De son côté, la Fédération européenne des services publics arrive aux mêmes conclusions dans son rapport Going Public: A Decarbonised, Affordable and Democratic Energy System for Europe

Sortir l’énergie du marché ? 

Ce débat est loin d’être théorique. En France, de nombreux représentants politiques, économistes, sociologues, historiens de l’énergie, essayistes, journalistes, représentants d’ONG et associations de consommateurs ont signé un “Appel pour la construction d’un véritable service public de l’énergie sous contrôle citoyen”. 

Largement relayé par la presse, cet Appel plaide ni plus ni moins pour sortir l’énergie du marché, quitte à déroger aux règles européennes, et à y intégrer la maîtrise de la consommation. 

« La transition énergétique doit être financée par des fonds publics, bien moins coûteux à long terme que le recours aux capitaux privés […]. Le contrôle citoyen sur ce secteur stratégique doit être garanti à tous les niveaux de décision par des structures décisionnaires élues, transparentes, informées par des sources diverses et potentiellement contradictoires. Le choix du mix énergétique et celui des formes de décentralisation de ce service public devront, eux aussi, faire l’objet de débats démocratiques. ».  

Dans une analyse, Anne Debregeas, porte-parole de la Fédération SUD-Énergie, Ingénieure de recherche à EDF en économie et fonctionnement du système électrique, développe les arguments sur La nécessité d’un service public de l’énergie sous contrôle citoyen. 

Selon elle, il est également nécessaire de revenir à une grille tarifaire garantissant une stabilité des prix, une équité de traitement et l’accès à tous à l’énergie, qui pourrait passer par la gratuité des usages de base et des prix plus élevés pour les surconsommations.
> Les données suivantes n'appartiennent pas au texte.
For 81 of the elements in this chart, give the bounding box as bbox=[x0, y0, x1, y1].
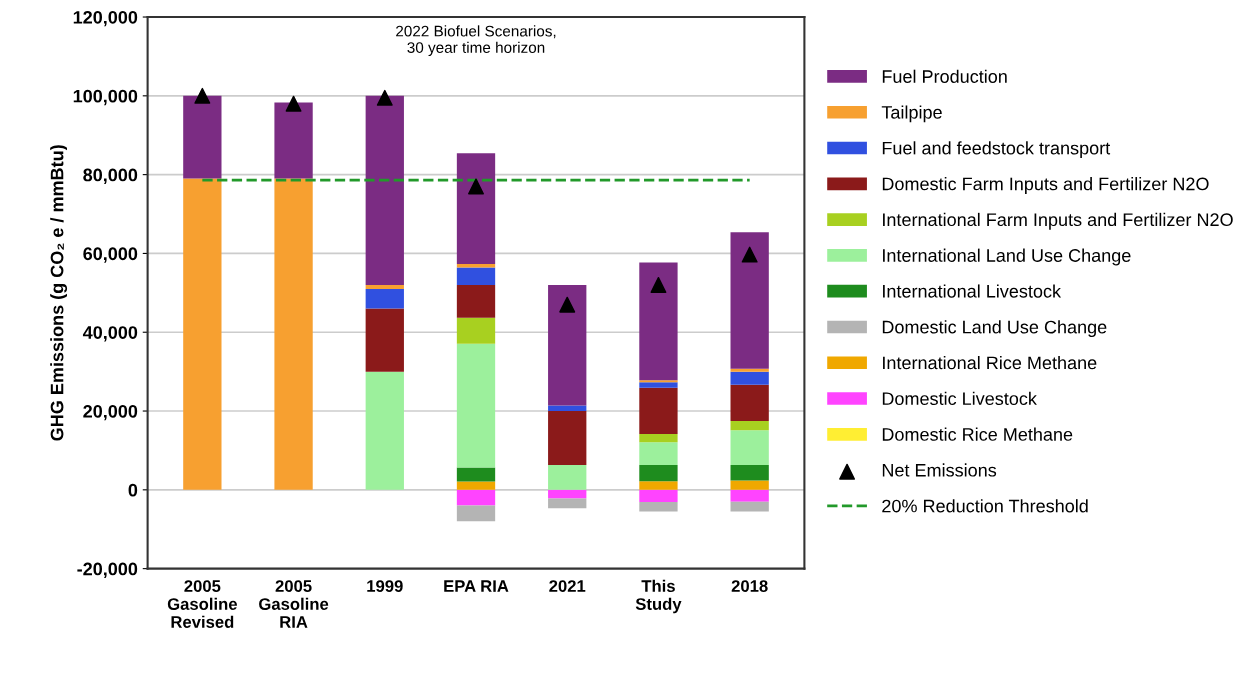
legend-label: International Farm Inputs and Fertilizer N2O bbox=[883, 212, 1233, 230]
bar bbox=[365, 95, 404, 285]
bar bbox=[730, 368, 769, 372]
legend-label: 20% Reduction Threshold bbox=[882, 499, 1088, 513]
legend-label: Tailpipe bbox=[881, 105, 942, 123]
y-tick-label: 40,000 bbox=[82, 326, 138, 342]
bar bbox=[730, 501, 769, 512]
bar bbox=[456, 284, 496, 318]
legend-label: Fuel Production bbox=[882, 69, 1007, 83]
bar bbox=[456, 153, 496, 265]
bar bbox=[639, 442, 678, 466]
bar bbox=[548, 498, 587, 509]
bar bbox=[548, 489, 587, 499]
legend-label: Domestic Land Use Change bbox=[882, 320, 1107, 338]
bar bbox=[456, 317, 496, 344]
bar bbox=[456, 264, 496, 268]
bar bbox=[183, 178, 222, 490]
y-tick-label: 120,000 bbox=[73, 10, 138, 27]
legend-label: International Livestock bbox=[883, 284, 1062, 298]
x-tick-label: 1999 bbox=[367, 580, 403, 592]
legend-label: Domestic Farm Inputs and Fertilizer N2O bbox=[882, 177, 1209, 194]
bar bbox=[456, 467, 496, 482]
bar bbox=[456, 343, 496, 468]
bar bbox=[639, 382, 678, 388]
legend-label: International Rice Methane bbox=[883, 355, 1097, 370]
bar bbox=[548, 465, 587, 490]
bar bbox=[730, 384, 769, 421]
point bbox=[285, 95, 302, 112]
bar bbox=[730, 480, 769, 490]
point bbox=[741, 246, 758, 263]
y-tick-label: 20,000 bbox=[83, 404, 138, 421]
y-tick-label: -20,000 bbox=[77, 562, 138, 578]
legend-label: Domestic Livestock bbox=[882, 391, 1037, 406]
point bbox=[376, 89, 393, 106]
legend-label: Fuel and feedstock transport bbox=[882, 141, 1111, 159]
bar bbox=[730, 489, 769, 502]
bar bbox=[730, 465, 769, 481]
legend-label: Net Emissions bbox=[882, 463, 997, 477]
bar bbox=[183, 95, 222, 179]
bar bbox=[730, 430, 769, 466]
y-tick-label: 0 bbox=[128, 483, 138, 497]
x-tick-label: 2005 Gasoline Revised bbox=[167, 580, 237, 628]
x-tick-label: This Study bbox=[635, 579, 682, 614]
bar bbox=[639, 465, 678, 482]
point bbox=[559, 296, 576, 313]
bar bbox=[365, 308, 404, 372]
bar bbox=[365, 288, 404, 309]
bar bbox=[730, 232, 769, 369]
legend-label: Domestic Rice Methane bbox=[882, 427, 1073, 441]
bar bbox=[639, 387, 678, 434]
bar bbox=[548, 411, 587, 466]
annotation: 2022 Biofuel Scenarios, 30 year time horizon bbox=[396, 25, 556, 56]
bar bbox=[456, 505, 496, 522]
bar bbox=[639, 481, 678, 490]
bar bbox=[274, 102, 313, 179]
y-tick-label: 100,000 bbox=[73, 89, 138, 106]
y-axis-title: GHG Emissions (g CO₂ e / mmBtu) bbox=[50, 145, 68, 441]
bar bbox=[548, 405, 587, 412]
bar bbox=[365, 284, 404, 289]
bar bbox=[639, 262, 678, 381]
point bbox=[650, 276, 667, 293]
bar bbox=[456, 481, 496, 490]
bar bbox=[639, 502, 678, 512]
point bbox=[194, 87, 211, 104]
y-tick-label: 60,000 bbox=[83, 247, 138, 263]
y-tick-label: 80,000 bbox=[83, 168, 138, 184]
bar bbox=[730, 371, 769, 385]
bar bbox=[274, 178, 313, 490]
x-tick-label: 2018 bbox=[731, 580, 768, 592]
bar bbox=[456, 267, 496, 285]
bar bbox=[730, 420, 769, 431]
bar bbox=[365, 371, 404, 490]
bar bbox=[548, 284, 587, 406]
bar bbox=[639, 489, 678, 503]
x-tick-label: 2021 bbox=[549, 580, 586, 592]
legend-label: International Land Use Change bbox=[883, 248, 1131, 266]
x-tick-label: EPA RIA bbox=[444, 580, 509, 592]
bar bbox=[456, 489, 496, 506]
bar bbox=[639, 433, 678, 443]
point bbox=[468, 178, 484, 195]
x-tick-label: 2005 Gasoline RIA bbox=[259, 580, 329, 628]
Les objectifs sociaux, d’aménagement du territoire et écologiques liés à l’énergie sont incompatibles avec des prix de marché. 

Les objectifs de service public pourraient être définis démocratiquement et contrôlés, par exemple via des contrats de service public, sur la base d’indicateurs clairs. 

“Il est temps que ce bien commun stratégique qu’est l’énergie cesse d’être considéré comme une marchandise, qu’il soit géré dans l’intérêt général et sous contrôle démocratique, dans le souci premier de répondre aux enjeux climatiques et écologiques, tout en garantissant l’accès à tous à l’énergie”, conclut-elle. 

Il est désormais imaginable, à moyen ou long terme, de concevoir un service public européen de l’énergie. 

Preuve qu’un retour du public est possible sur de grands marchés : au Royaume Uni, l’Etat vient de reprendre contrôle du service ferroviaire, après 25 années de libéralisation et de défaillances dénoncées de toutes parts (lire cet article du journal Le Monde). 

Re-municipalisation 

Nous assistons en réalité à un mouvement de fond. 

Le Transnational Institute a ainsi identifié plus de 1.400 initiatives de (re)municipalisation dans 58 pays (illustration ci-dessous). 

En Europe, l’Allemagne fait figure de champion, grâce à la participation des collectivités locales aux projets d’énergies renouvelables.